The Pixies (now minus Deal, who’s focusing on her band the Breeders) haven’t been through Spokane since that original reunion tour – that was back when the Knitting Factory was the Big Easy – and they’re currently on the road in support of “Indie Cindy,” their first album of original material in 23 years.

However you feel about those new songs (and the reviews have been all over the map), don’t fret: Lovering, who actually writes all the set lists, assures that the band’s live shows are mostly comprised of the classics – “Here Comes Your Man,” “Caribou,” “Hey,” “Vamos,” “Monkey Gone to Heaven,” “Where Is My Mind?”

“The new songs have been working very well and disappearing within the classic set,” Lovering said. “I think we’re very fortunate to be pulling it off.”

Lovering says there was initially some trepidation about the band returning to the studio – after all, how can you possibly recapture the visceral impact of those early recordings, and should you even bother trying? But the three remaining members worked on “Indie Cindy” off and on for a year and a half, finessing the songs until they were satisfied, an experience far removed from the recording sessions of their heyday. (By comparison, the Pixies’ first full-length album, 1988’s “Surfer Rosa,” took only 10 days to complete.)

“When we were much younger, we honed these songs in clubs and learned to work them like that,” Lovering said. “We didn’t get that opportunity with each new album because of how hectic we were with touring. … But this time, with ‘Indie Cindy,’ I had a lot of time to learn the songs and make them my own. When you don’t have something and you get to do it again after a long time, you cherish it. It was a joy to do.”

Most of the new material follows the same blueprint as the old stuff – the loud-quiet-loud dynamics Kurt Cobain famously treated as gospel. It’s melodic surf rock with jagged punk edges, and Francis (otherwise known as Frank Black but whose real name is Charles Thompson) still sounds like a man possessed, sweetly serenading you one moment and then maniacally barking at you the next.

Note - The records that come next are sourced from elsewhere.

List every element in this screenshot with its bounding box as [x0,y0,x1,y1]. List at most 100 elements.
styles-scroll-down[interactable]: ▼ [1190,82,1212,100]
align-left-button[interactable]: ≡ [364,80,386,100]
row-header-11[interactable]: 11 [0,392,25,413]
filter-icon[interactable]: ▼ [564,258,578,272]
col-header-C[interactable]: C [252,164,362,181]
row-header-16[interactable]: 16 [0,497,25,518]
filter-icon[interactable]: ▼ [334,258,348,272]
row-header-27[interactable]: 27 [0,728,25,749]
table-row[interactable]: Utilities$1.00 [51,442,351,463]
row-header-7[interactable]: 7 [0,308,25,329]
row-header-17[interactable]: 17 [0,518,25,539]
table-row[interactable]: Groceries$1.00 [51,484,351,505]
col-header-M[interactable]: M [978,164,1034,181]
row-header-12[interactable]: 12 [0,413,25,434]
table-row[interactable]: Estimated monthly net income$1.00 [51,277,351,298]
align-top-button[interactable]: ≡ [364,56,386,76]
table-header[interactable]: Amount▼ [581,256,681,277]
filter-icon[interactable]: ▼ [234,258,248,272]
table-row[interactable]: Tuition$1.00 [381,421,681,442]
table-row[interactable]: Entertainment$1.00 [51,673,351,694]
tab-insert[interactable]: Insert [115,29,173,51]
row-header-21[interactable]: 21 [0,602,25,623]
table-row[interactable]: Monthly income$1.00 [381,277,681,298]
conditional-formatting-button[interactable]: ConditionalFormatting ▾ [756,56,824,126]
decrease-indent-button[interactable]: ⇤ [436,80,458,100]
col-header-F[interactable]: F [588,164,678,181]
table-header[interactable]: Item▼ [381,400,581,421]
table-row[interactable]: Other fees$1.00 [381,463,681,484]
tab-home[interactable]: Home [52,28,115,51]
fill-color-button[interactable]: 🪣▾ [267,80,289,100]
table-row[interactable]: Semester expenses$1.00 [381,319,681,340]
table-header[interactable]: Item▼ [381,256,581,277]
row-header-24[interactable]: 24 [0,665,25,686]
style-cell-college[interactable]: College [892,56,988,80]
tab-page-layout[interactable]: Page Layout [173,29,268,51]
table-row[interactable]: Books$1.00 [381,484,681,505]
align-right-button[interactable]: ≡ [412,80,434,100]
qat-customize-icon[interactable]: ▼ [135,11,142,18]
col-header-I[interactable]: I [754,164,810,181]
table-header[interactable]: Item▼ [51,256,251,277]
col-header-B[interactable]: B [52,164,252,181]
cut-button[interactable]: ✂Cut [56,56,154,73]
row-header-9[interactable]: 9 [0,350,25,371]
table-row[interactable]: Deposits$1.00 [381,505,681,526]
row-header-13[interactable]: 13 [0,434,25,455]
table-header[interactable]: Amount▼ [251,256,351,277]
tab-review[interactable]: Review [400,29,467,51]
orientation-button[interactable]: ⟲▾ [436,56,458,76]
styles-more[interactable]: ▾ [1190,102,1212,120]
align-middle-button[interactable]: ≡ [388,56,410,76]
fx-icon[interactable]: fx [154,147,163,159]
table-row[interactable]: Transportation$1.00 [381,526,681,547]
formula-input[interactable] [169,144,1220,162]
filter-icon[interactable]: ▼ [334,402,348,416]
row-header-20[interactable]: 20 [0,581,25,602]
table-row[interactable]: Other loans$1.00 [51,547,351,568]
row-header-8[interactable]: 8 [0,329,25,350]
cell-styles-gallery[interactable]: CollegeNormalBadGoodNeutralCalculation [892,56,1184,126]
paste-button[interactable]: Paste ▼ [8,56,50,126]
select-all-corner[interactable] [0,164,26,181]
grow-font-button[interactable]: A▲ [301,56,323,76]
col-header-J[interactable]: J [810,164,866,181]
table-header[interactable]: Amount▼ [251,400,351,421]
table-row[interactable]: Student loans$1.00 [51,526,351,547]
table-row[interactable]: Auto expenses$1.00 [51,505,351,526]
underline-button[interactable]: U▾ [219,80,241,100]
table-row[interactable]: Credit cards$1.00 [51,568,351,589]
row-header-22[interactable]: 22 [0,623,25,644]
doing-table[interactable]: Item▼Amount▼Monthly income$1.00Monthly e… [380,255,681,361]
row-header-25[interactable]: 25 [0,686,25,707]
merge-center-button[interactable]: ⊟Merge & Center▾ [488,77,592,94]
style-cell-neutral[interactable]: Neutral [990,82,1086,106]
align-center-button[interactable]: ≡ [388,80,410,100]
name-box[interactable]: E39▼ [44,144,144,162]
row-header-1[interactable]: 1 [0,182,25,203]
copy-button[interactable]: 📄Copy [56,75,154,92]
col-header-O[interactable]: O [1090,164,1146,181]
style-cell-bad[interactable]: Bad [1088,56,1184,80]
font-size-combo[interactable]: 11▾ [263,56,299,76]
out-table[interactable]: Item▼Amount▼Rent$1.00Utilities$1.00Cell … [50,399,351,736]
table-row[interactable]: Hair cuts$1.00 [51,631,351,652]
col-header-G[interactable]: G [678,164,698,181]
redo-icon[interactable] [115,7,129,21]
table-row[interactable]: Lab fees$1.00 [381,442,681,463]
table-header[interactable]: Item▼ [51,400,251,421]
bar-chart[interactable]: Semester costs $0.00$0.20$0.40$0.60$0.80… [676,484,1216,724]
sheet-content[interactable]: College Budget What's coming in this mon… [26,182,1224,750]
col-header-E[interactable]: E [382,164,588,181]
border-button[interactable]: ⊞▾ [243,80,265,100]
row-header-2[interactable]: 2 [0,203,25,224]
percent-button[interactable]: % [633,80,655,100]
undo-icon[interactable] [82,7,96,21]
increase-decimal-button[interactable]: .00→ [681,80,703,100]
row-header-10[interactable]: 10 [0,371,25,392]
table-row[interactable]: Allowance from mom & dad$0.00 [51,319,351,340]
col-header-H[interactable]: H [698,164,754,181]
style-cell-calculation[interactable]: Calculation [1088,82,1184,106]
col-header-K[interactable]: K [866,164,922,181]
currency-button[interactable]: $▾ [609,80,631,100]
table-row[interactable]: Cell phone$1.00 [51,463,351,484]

The album is generally less abrasive and confrontational than much of the Pixies’ output – Francis is, after all, the guy whose most accessible songs were secretly about incest, drugs and biblical violence – but it sounds like the logical progression from the Pixies’ last record, 1991’s unfairly overlooked “Trompe Le Monde.”

“In actuality, it is the album after ‘Trompe Le Monde,’ ” Lovering said of “Indie Cindy.” “Even though there’s a 20-year gap, it still would have been the next album that came after ‘Trompe Le Monde,’ if I put it back in time or something like that.”

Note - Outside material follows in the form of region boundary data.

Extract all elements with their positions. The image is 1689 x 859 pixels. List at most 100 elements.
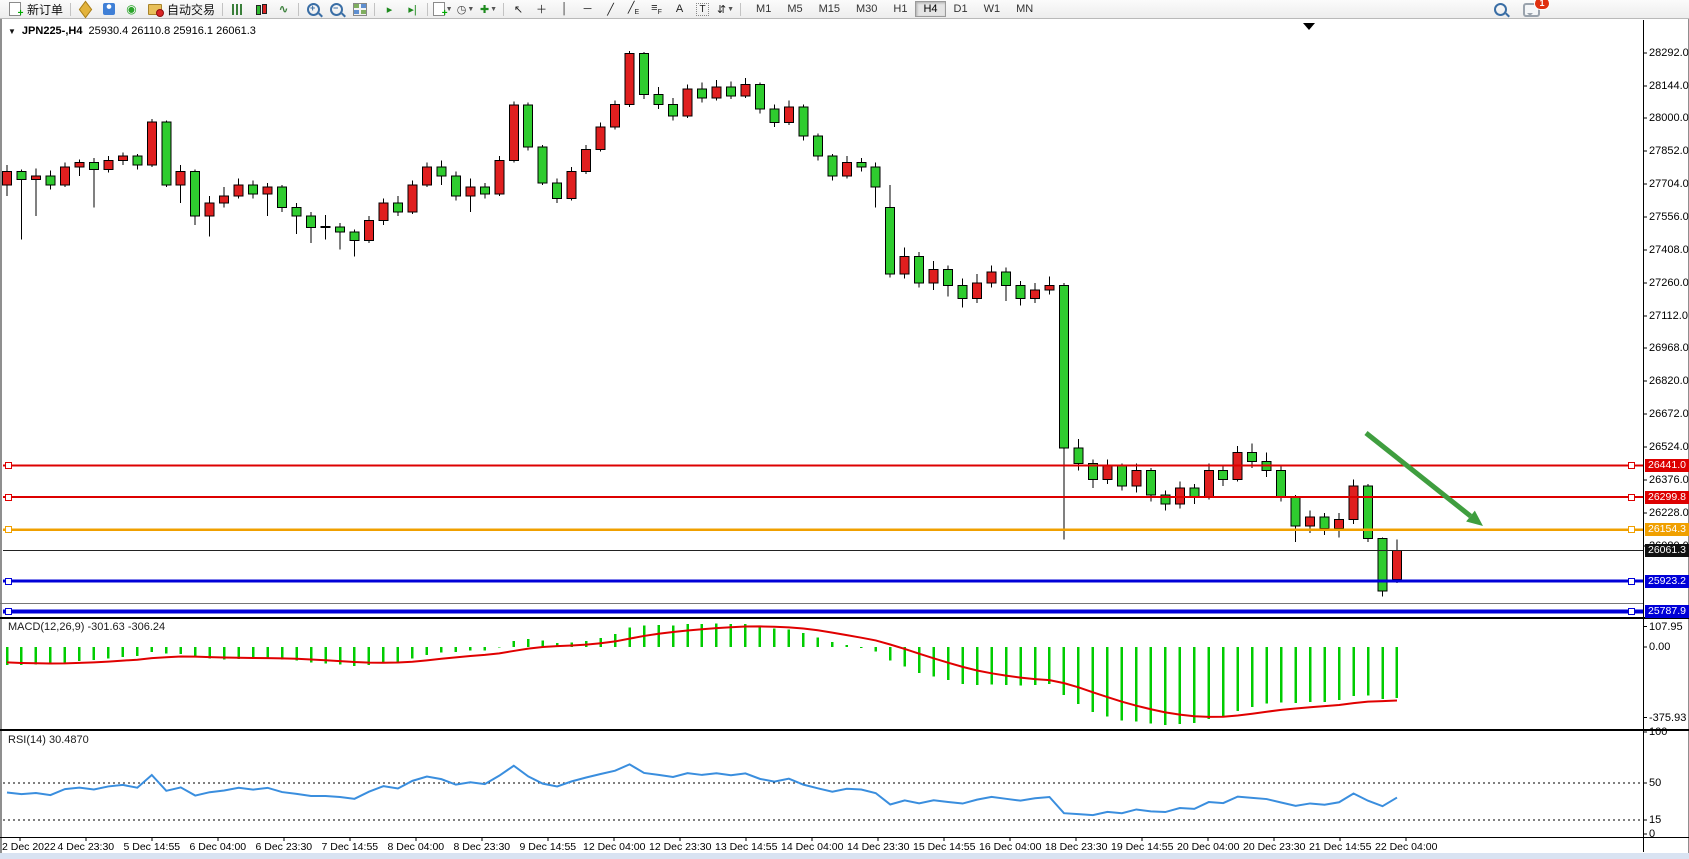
candle-body [422,167,431,185]
candle-body [582,149,591,171]
channel-button[interactable]: ╱E [622,1,645,18]
autotrading-label[interactable]: 自动交易 [166,1,219,18]
timeframe-d1[interactable]: D1 [946,1,976,17]
time-axis-label: 14 Dec 23:30 [847,841,909,853]
candle-body [886,207,895,274]
hline-handle[interactable] [1628,608,1635,615]
chart-ohlc: 25930.4 26110.8 25916.1 26061.3 [88,25,255,37]
price-axis-label: 27260.0 [1649,277,1689,289]
candle-body [625,53,634,104]
signals-button[interactable]: ◉ [120,1,143,18]
timeframe-m5[interactable]: M5 [779,1,810,17]
zoom-out-button[interactable]: − [325,1,348,18]
candle-body [162,122,171,185]
chart-shift-marker[interactable] [1303,23,1315,30]
candle-body [466,187,475,196]
candle-body [1059,285,1068,448]
zoom-in-button[interactable]: + [302,1,325,18]
candle-chart-button[interactable] [249,1,272,18]
candle-body [813,136,822,156]
timeframe-m30[interactable]: M30 [848,1,885,17]
candle-body [900,256,909,274]
candle-body [336,227,345,232]
chat-button[interactable]: 1 [1520,1,1543,18]
candle-body [1306,517,1315,526]
candle-body [220,196,229,203]
label-button[interactable]: T [691,1,714,18]
zoom-out-icon: − [330,3,343,16]
timeframe-w1[interactable]: W1 [976,1,1009,17]
price-axis-label: 26228.0 [1649,507,1689,519]
trend-arrow [1366,433,1470,516]
new-order-button[interactable]: + [3,1,26,18]
pane-inner-border [0,603,1643,604]
mt4-terminal: { "toolbar": { "new_order": "新订单", "auto… [0,0,1689,859]
candle-body [89,163,98,170]
hline-handle[interactable] [1628,578,1635,585]
separator [222,3,223,16]
fibonacci-button[interactable]: ≡F [645,1,668,18]
timeframe-mn[interactable]: MN [1008,1,1041,17]
hline-handle[interactable] [1628,462,1635,469]
profiles-clock-icon: ◷ [457,3,467,16]
candle-body [191,172,200,217]
hline-handle[interactable] [5,608,12,615]
search-button[interactable] [1489,1,1512,18]
candle-body [205,203,214,216]
time-axis-label: 12 Dec 04:00 [583,841,645,853]
pane-separator[interactable] [0,617,1689,619]
hline-handle[interactable] [5,462,12,469]
indicators-button[interactable]: ✚▼ [477,1,500,18]
market-watch-button[interactable] [74,1,97,18]
tile-windows-button[interactable] [348,1,371,18]
macd-axis-label: 0.00 [1649,641,1670,653]
macd-axis-label: 107.95 [1649,621,1683,633]
auto-scroll-button[interactable]: ▸ [378,1,401,18]
candle-body [437,167,446,176]
vertical-line-button[interactable]: │ [553,1,576,18]
new-order-label[interactable]: 新订单 [26,1,67,18]
candle-body [278,187,287,207]
trendline-button[interactable]: ╱ [599,1,622,18]
price-axis-label: 27556.0 [1649,211,1689,223]
hline-handle[interactable] [5,526,12,533]
separator [298,3,299,16]
timeframe-m15[interactable]: M15 [811,1,848,17]
timeframe-m1[interactable]: M1 [748,1,779,17]
profiles-button[interactable]: ◷▼ [454,1,477,18]
fibonacci-icon: ≡F [651,2,662,16]
hline-handle[interactable] [5,494,12,501]
candle-body [364,221,373,241]
time-axis-label: 20 Dec 04:00 [1177,841,1239,853]
new-chart-button[interactable]: +▼ [431,1,454,18]
hline-handle[interactable] [1628,494,1635,501]
new-order-icon: + [9,2,21,16]
line-chart-button[interactable]: ∿ [272,1,295,18]
arrows-button[interactable]: ⇵▼ [714,1,737,18]
crosshair-button[interactable]: ＋ [530,1,553,18]
separator [740,3,741,16]
chat-badge: 1 [1534,0,1550,10]
timeframe-h4[interactable]: H4 [915,1,945,17]
pane-separator[interactable] [0,729,1689,731]
text-button[interactable]: A [668,1,691,18]
time-axis-label: 8 Dec 04:00 [388,841,445,853]
symbol-dropdown-icon[interactable]: ▼ [8,27,16,36]
cursor-button[interactable]: ↖ [507,1,530,18]
price-axis-label: 27852.0 [1649,145,1689,157]
timeframe-h1[interactable]: H1 [885,1,915,17]
hline-handle[interactable] [5,578,12,585]
timeframe-toolbar: M1M5M15M30H1H4D1W1MN [748,1,1041,17]
navigator-button[interactable] [97,1,120,18]
horizontal-line-button[interactable]: ─ [576,1,599,18]
candle-body [1291,497,1300,526]
chart-shift-button[interactable]: ▸| [401,1,424,18]
autotrading-button[interactable] [143,1,166,18]
price-line-badge: 25787.9 [1645,605,1689,618]
hline-handle[interactable] [1628,526,1635,533]
bar-chart-button[interactable] [226,1,249,18]
market-watch-icon [79,0,92,18]
candle-body [292,207,301,216]
candle-body [784,107,793,123]
text-icon: A [676,3,683,15]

So why have the Pixies endured? When so many bands from their era have either disappeared or lost their edge, the Pixies continue to sell out theaters and enthrall new fans, some of whom are no doubt listening to “Doolittle” for the first time right now and having their minds blown. Lovering says the answer is simple: The music still holds up.

“The only reason for it is that the songs are good,” he said. “They’re good songs, and they’re somewhat different in a way. I don’t think it’s our image or anything like that. That’s just the way we sounded, and we’re very lucky that it still stands up.”